Pelini's response was predictable. After all, Nebraska and many midwest schools had been mining New Jersey's top talent for decades, especially in my native South Jersey.

"We've always been a pretty national recruiting program by just sheer population and where we stand in the country," Pelini said. "We've always kind of gone over into New Jersey some. The Big Ten expanding and reaching out into other areas ... that just increases our exposure into these areas where, yes, we've been in.
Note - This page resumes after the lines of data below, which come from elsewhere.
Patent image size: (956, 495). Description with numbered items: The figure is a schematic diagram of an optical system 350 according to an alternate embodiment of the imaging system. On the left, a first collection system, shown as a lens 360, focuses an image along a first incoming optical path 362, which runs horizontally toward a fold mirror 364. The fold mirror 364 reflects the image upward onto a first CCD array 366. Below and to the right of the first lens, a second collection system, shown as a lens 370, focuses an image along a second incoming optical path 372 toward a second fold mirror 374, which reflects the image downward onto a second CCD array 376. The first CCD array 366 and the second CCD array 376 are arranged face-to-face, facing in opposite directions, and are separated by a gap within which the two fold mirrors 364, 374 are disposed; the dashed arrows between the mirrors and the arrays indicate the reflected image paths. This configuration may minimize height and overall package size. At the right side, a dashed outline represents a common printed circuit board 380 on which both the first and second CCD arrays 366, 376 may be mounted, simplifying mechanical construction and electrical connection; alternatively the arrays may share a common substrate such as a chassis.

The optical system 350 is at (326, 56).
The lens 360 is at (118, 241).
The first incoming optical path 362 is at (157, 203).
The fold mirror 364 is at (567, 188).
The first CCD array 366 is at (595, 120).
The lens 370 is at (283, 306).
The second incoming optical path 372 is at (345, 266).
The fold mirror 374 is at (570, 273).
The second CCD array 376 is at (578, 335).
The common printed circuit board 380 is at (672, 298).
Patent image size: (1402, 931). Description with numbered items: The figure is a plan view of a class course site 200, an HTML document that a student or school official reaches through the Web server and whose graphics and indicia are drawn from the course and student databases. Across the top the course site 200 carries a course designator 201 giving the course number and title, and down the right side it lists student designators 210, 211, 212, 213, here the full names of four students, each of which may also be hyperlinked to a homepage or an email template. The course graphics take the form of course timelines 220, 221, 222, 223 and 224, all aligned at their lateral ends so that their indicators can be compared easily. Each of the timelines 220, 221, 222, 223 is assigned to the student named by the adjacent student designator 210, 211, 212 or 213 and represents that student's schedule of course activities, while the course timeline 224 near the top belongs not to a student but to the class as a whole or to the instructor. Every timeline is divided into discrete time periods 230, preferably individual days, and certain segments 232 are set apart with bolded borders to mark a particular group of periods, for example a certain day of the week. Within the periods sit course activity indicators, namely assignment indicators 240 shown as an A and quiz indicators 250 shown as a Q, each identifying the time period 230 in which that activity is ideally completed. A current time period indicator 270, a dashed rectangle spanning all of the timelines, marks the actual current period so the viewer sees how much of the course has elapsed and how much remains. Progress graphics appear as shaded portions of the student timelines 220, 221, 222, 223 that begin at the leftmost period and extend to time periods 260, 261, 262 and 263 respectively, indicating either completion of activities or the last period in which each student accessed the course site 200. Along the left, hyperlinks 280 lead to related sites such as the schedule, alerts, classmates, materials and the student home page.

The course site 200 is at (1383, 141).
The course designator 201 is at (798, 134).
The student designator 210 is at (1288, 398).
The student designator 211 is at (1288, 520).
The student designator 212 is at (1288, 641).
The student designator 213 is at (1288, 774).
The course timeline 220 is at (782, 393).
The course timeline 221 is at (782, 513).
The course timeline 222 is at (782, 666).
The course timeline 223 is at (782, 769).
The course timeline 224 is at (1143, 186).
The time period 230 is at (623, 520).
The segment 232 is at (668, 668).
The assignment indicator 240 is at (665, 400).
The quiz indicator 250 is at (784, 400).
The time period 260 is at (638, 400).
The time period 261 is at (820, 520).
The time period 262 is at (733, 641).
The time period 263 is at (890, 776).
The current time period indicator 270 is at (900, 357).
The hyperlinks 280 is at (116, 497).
I just hope it increases our success rate as time goes on."

Two of Nebraska's historically big signings — Camden's Mike Rozier and Mount Holly's Irving Fryar in the early 1980s — literally hit close to home.

Nicknamed the Jersey Jets, Rozier and Fryar were part of an age of players that helped accentuate the Midwest's rise to power nationally while their in-state school, Rutgers, hadn't yet prioritized big-time college football.

Rozier, of course, won the Heisman Trophy in 1983. Fryar, who graduated from Rancocas Valley, my alma mater, went No. 1 overall in the same year's NFL Draft.

But the same fortune didn't follow them for long. 

Rozier, a two-time Pro Bowl selection, suffered a non-fatal gunshot wound in his native Camden in 1996. Fryar is now knee deep in a trial set for early February over alleged bank fraud that tied in his mother, Allene McGhee.

Once a head coach at Robbinsville High, Fryar rejected a plea deal a week ago.

While times have certainly changed for two of New Jersey's iconic high school athletes, the string of Big Ten success in the Mid-Atlantic lingers.